A Word of Caution on Cloud Licenses
To manage cloud licenses, you can use familiar HPC software such as:
Compilers, job submission tools, and schedulers (like Altair PBSPro, SchedMD Slurm, IBM Platform LSF, Altair GridEngine, and HT Condor)
Management and monitoring tools
Operating systems, applications, message-passing, and math libraries
Complete solutions like NVIDIA Bright Cluster Manager or tools like OpenHPC in cloud
“HPC users - often scientists, engineers, quants, and artists - can access cloud HPC systems through the same applications and interfaces they use on premise”, Magro pointed out. “Management tools that rely on lower-level physical platform interfaces, such as IPMI, Redfish, or vPro are generally not compatible with cloud resources unless specifically enabled by their authors,” he warned, but noted alternatives like Nagios work for cloud.
One area where FinOps tools may let you down is handling software licenses you already have and want to use in cloud – and ITAM teams who handle on-premises licensing often lack cloud expertise.
‘Bring your own license’ might save you money in cloud HPC or you might find that your software vendor has different licensing models for cloud. This is a tricky area, she warned: Oracle, for example, is “famous for making it very difficult for people to operate outside of outside of their public cloud.”
You also need to consider the skills gap. “Just hiring someone who understands public cloud is hard: hiring someone who understands high performance computing and public cloud is even more difficult.”

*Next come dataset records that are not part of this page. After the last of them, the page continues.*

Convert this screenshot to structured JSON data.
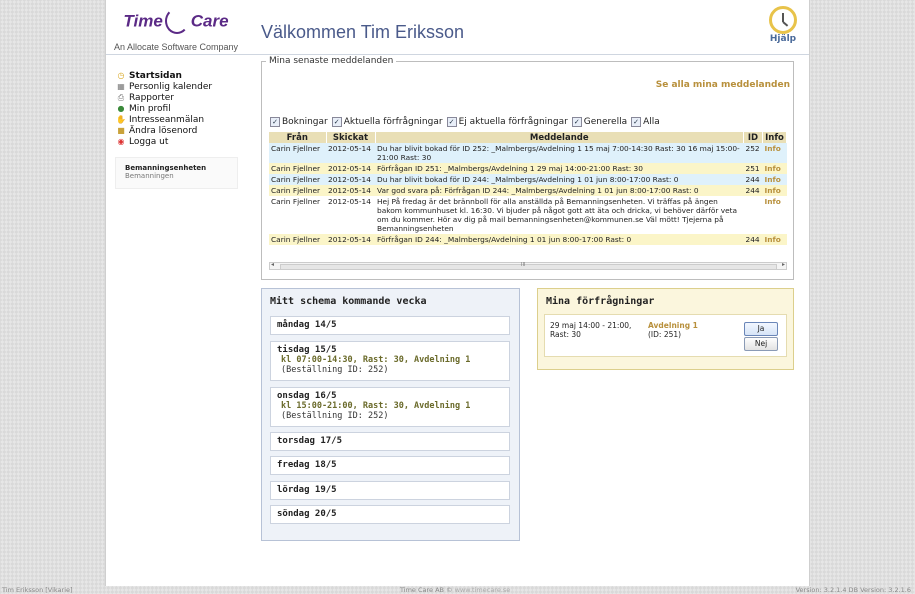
{
  "logo": {
    "brand_left": "Time",
    "brand_right": "Care",
    "tagline": "An Allocate Software Company"
  },
  "header": {
    "welcome": "Välkommen Tim Eriksson",
    "help_label": "Hjälp"
  },
  "nav": {
    "items": [
      {
        "label": "Startsidan",
        "icon": "clock-icon"
      },
      {
        "label": "Personlig kalender",
        "icon": "calendar-icon"
      },
      {
        "label": "Rapporter",
        "icon": "printer-icon"
      },
      {
        "label": "Min profil",
        "icon": "user-icon"
      },
      {
        "label": "Intresseanmälan",
        "icon": "hand-icon"
      },
      {
        "label": "Ändra lösenord",
        "icon": "lock-icon"
      },
      {
        "label": "Logga ut",
        "icon": "logout-icon"
      }
    ]
  },
  "unit": {
    "title": "Bemanningsenheten",
    "subtitle": "Bemanningen"
  },
  "messages": {
    "legend": "Mina senaste meddelanden",
    "see_all": "Se alla mina meddelanden",
    "filters": [
      "Bokningar",
      "Aktuella förfrågningar",
      "Ej aktuella förfrågningar",
      "Generella",
      "Alla"
    ],
    "headers": [
      "Från",
      "Skickat",
      "Meddelande",
      "ID",
      "Info"
    ],
    "rows": [
      {
        "from": "Carin Fjellner",
        "sent": "2012-05-14",
        "msg": "Du har blivit bokad för ID 252: _Malmbergs/Avdelning 1 15 maj 7:00-14:30 Rast: 30 16 maj 15:00-21:00 Rast: 30",
        "id": "252",
        "info": "Info"
      },
      {
        "from": "Carin Fjellner",
        "sent": "2012-05-14",
        "msg": "Förfrågan ID 251: _Malmbergs/Avdelning 1 29 maj 14:00-21:00 Rast: 30",
        "id": "251",
        "info": "Info"
      },
      {
        "from": "Carin Fjellner",
        "sent": "2012-05-14",
        "msg": "Du har blivit bokad för ID 244: _Malmbergs/Avdelning 1 01 jun 8:00-17:00 Rast: 0",
        "id": "244",
        "info": "Info"
      },
      {
        "from": "Carin Fjellner",
        "sent": "2012-05-14",
        "msg": "Var god svara på: Förfrågan ID 244: _Malmbergs/Avdelning 1 01 jun 8:00-17:00 Rast: 0",
        "id": "244",
        "info": "Info"
      },
      {
        "from": "Carin Fjellner",
        "sent": "2012-05-14",
        "msg": "Hej På fredag är det brännboll för alla anställda på Bemanningsenheten. Vi träffas på ängen bakom kommunhuset kl. 16:30. Vi bjuder på något gott att äta och dricka, vi behöver därför veta om du kommer. Hör av dig på mail bemanningsenheten@kommunen.se Väl mött! Tjejerna på Bemanningsenheten",
        "id": "",
        "info": "Info"
      },
      {
        "from": "Carin Fjellner",
        "sent": "2012-05-14",
        "msg": "Förfrågan ID 244: _Malmbergs/Avdelning 1 01 jun 8:00-17:00 Rast: 0",
        "id": "244",
        "info": "Info"
      }
    ],
    "scroll_grip": "III"
  },
  "schedule": {
    "title": "Mitt schema kommande vecka",
    "days": [
      {
        "name": "måndag 14/5",
        "shift": "",
        "order": ""
      },
      {
        "name": "tisdag 15/5",
        "shift": "kl 07:00-14:30, Rast: 30, Avdelning 1",
        "order": "(Beställning ID: 252)"
      },
      {
        "name": "onsdag 16/5",
        "shift": "kl 15:00-21:00, Rast: 30, Avdelning 1",
        "order": "(Beställning ID: 252)"
      },
      {
        "name": "torsdag 17/5",
        "shift": "",
        "order": ""
      },
      {
        "name": "fredag 18/5",
        "shift": "",
        "order": ""
      },
      {
        "name": "lördag 19/5",
        "shift": "",
        "order": ""
      },
      {
        "name": "söndag 20/5",
        "shift": "",
        "order": ""
      }
    ]
  },
  "requests": {
    "title": "Mina förfrågningar",
    "item": {
      "when_line1": "29 maj 14:00 - 21:00,",
      "when_line2": "Rast: 30",
      "dept": "Avdelning 1",
      "ref": "(ID: 251)"
    },
    "yes": "Ja",
    "no": "Nej"
  },
  "footer": {
    "user": "Tim Eriksson [Vikarie]",
    "company": "Time Care AB ©",
    "url": "www.timecare.se",
    "version": "Version: 3.2.1.4   DB Version: 3.2.1.6"
  },
  "colors": {
    "accent_gold": "#b8903c",
    "brand_purple": "#5b2a86",
    "heading_blue": "#4a5a8a"
  }
}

Exploring Less-traditional HPC
But HPC in the cloud can be an opportunity to move up the stack a little.
Cloud HPC services like Google’s HPC Cloud Toolkit offer blueprints for common workloads with infrastructure defined by familiar cloud tools like Terraform, Ansible and Packer.
Simulation is a classic HPC workload, but cloud services like AWS SimSpace Weaver, Siemens Simcenter Cloud HPC (which runs traditional HPC software on AWS as a service) and Microsoft’s Project AirSim (for building, training and testing autonomous aircraft) make it easier to run simulations at sufficient scale without provisioning and managing infrastructure directly.

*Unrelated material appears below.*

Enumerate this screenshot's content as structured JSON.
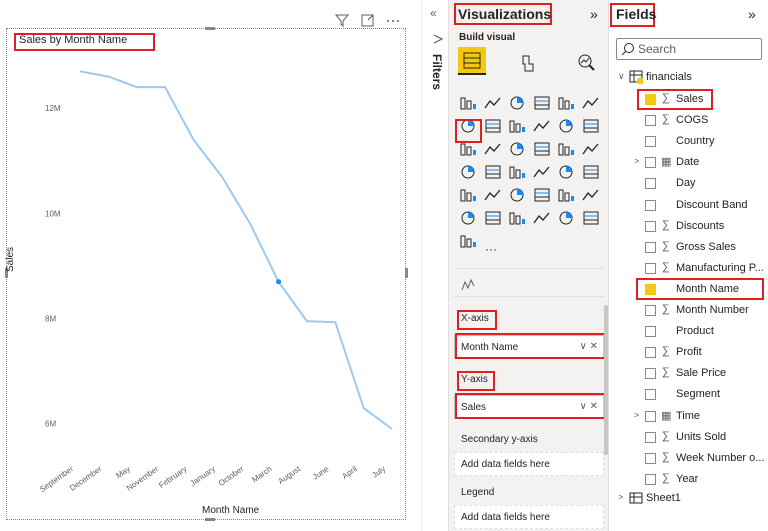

Another option is replacing or supplementing HPC with native cloud offerings, whether that’s calling an API or distributing and orchestrating compute using containers or serverless platforms. The San Diego Supercomputer Center is using GPU sharing on spot VMs in Google Kubernetes Engine to speed up the photon simulation code for the IceCube Neutrino Observatory at the South Pole.
For AI workloads like prediction and advanced analytics, you may get similar levels of insights without the HPC infrastructure by using pre-built but customizable options like Azure Cognitive Services (which include the new OpenAI models) that you can call as an API.
AI workloads used for data-driven decisions at scale have complex integration needs and are often deployed alongside enterprise applications, James Read, principal solution architect at Red Hat, noted, “this is prompting a shift away from traditional bare metal deployments towards container-based, Kubernetes-orchestrated hybrid cloud platforms that enable HPC solutions to be deployed at the edge and in the cloud.”
If you’re supplementing an existing HPC solution with these cloud services, moving that workload to the cloud can simplify integration.